LEGNANO – Sarà l’amministrazione comunale, a seguito della richiesta dell’A. C. Legnano, a farsi carico direttamente del rifacimento del manto erboso dello stadio “Giovanni Mari” (nella foto), necessario, come ogni anno, dopo la disputa del Palio. La convenzione firmata nel giugno 2023 con l’allora presidente Emiliano Montanari prevedeva che il lavoro fosse gestito direttamente dalla società sportiva e poi rimborsato dal Comune di Legnano. Il Comune procederà subito all’affidamento del lavoro per garantire la disponibilità del campo da gioco per l’inizio della stagione sportiva.

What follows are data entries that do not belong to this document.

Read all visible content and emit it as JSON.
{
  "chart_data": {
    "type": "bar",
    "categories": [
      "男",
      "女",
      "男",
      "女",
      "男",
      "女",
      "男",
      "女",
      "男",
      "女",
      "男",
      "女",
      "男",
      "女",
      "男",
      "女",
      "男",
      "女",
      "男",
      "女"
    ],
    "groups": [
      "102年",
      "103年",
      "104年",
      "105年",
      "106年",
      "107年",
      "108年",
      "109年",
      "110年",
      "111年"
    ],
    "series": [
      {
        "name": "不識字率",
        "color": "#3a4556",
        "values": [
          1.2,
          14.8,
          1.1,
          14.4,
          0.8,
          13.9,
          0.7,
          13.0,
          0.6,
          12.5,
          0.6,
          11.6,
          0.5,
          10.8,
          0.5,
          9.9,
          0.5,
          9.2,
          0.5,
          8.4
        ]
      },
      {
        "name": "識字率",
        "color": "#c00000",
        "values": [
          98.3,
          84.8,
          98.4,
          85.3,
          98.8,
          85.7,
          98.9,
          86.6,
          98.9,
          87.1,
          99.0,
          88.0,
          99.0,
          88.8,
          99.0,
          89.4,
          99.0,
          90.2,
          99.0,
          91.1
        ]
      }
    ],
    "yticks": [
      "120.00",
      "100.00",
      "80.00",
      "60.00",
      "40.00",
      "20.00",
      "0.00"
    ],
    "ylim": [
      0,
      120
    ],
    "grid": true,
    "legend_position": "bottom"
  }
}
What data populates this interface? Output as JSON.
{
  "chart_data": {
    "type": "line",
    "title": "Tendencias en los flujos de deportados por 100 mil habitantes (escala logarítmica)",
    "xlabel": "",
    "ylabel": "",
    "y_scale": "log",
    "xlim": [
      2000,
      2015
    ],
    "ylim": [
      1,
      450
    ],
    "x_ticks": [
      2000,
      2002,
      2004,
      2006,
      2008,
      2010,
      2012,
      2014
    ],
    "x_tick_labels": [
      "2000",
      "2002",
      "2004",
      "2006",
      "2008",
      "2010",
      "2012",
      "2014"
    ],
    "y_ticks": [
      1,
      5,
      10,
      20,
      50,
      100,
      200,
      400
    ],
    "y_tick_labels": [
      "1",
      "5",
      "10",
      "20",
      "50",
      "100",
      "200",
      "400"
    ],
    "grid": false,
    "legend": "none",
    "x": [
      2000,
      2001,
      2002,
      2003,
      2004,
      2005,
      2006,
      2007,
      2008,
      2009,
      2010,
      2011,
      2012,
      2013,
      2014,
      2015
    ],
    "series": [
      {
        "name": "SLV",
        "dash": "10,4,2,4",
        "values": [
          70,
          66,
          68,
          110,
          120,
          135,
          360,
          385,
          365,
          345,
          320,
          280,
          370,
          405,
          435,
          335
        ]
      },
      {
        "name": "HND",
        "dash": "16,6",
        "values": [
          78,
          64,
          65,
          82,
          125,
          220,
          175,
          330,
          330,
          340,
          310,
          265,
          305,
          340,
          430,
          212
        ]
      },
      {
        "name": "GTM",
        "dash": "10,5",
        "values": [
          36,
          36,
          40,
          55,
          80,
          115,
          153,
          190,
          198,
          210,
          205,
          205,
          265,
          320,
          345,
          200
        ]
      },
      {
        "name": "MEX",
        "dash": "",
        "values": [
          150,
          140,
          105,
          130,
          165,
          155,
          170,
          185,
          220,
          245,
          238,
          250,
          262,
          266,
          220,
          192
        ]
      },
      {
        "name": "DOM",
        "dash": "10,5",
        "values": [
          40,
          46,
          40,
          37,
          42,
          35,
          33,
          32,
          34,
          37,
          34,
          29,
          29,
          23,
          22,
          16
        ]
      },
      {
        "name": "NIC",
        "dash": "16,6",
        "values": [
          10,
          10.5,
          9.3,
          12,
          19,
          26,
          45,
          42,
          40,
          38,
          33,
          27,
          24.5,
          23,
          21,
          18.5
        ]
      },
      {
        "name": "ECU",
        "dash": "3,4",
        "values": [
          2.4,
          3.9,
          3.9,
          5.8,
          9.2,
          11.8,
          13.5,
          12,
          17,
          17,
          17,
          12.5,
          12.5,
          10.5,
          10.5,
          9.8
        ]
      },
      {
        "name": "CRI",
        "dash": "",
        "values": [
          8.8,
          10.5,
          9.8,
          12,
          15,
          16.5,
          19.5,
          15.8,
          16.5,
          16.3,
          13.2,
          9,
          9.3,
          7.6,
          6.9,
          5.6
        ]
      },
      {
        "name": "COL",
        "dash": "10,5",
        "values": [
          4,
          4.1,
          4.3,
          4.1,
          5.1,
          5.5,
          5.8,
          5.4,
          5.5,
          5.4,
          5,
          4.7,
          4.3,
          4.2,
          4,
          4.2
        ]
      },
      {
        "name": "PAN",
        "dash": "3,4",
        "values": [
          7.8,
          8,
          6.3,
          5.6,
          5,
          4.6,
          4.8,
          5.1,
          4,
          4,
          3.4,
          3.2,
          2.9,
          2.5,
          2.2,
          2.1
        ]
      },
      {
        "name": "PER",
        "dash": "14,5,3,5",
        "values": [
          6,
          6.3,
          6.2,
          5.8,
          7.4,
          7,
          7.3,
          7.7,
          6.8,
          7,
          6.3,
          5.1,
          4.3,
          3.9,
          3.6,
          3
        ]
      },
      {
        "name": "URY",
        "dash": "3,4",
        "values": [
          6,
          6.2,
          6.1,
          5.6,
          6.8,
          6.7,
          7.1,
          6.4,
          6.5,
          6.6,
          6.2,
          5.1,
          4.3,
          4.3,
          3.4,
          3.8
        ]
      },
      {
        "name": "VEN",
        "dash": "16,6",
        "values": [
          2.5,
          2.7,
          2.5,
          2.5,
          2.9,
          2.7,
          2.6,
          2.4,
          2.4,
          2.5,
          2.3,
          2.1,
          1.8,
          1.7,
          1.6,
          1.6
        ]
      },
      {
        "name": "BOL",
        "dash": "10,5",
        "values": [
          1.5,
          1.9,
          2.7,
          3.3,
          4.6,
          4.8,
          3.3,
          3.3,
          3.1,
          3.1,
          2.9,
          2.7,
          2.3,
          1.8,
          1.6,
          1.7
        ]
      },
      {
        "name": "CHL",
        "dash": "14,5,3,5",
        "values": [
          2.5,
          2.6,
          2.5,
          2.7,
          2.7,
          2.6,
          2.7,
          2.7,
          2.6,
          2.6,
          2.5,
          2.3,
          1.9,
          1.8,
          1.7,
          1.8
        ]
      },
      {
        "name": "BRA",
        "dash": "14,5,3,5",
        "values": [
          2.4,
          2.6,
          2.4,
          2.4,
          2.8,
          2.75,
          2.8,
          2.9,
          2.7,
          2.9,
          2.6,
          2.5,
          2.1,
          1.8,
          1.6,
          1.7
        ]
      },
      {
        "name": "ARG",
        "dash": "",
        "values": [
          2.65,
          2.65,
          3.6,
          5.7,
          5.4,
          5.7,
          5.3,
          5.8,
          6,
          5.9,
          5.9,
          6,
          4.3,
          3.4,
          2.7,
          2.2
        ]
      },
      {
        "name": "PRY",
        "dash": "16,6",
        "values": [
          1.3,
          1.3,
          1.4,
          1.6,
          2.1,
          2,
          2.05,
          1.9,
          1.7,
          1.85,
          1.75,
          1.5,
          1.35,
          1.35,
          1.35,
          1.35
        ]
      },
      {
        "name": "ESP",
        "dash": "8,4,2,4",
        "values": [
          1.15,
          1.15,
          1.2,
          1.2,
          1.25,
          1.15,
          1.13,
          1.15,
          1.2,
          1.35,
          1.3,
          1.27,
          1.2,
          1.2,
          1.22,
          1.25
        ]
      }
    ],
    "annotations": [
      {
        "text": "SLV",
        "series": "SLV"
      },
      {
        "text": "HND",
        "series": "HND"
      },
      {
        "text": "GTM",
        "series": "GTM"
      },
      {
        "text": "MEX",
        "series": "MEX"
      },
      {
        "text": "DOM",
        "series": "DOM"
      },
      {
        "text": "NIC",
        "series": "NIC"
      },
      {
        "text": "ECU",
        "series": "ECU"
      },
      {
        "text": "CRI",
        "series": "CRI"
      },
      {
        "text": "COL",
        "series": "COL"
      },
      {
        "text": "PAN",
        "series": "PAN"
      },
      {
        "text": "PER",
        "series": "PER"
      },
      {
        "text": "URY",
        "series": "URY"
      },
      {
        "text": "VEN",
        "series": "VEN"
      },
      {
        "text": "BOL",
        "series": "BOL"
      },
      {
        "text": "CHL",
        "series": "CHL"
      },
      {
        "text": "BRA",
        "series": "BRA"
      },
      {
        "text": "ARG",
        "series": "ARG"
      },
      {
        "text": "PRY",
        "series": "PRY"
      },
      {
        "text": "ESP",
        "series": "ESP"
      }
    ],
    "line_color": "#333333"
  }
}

Bragato: «È e resterà la casa dei lilla»
«Come abbiamo ribadito in più occasioni – precisa l’assessore allo sport Guido Bragato – è volontà dell’amministrazione che lo stadio Mari continui a essere “la casa dei lilla” e per questo ci attiviamo direttamente e subito per ripristinare il fondo di gioco in vista della nuova stagione sportiva. Naturalmente, forme e modalità di gestione della struttura potranno essere definite solo quando saranno chiariti e superati i motivi di incertezza emersi anche a seguito delle notizie più recenti».
Tali notizie riguardano il futuro della società dopo la retrocessione in Eccellenza e, soprattutto, il sequestro preventivo delle quote del Legnano Calcio detenute dall’attuale presidente Enea Benedetto, coinvolto in un procedimento giudiziario a suo carico avviato dal Tribunale di Alessandria.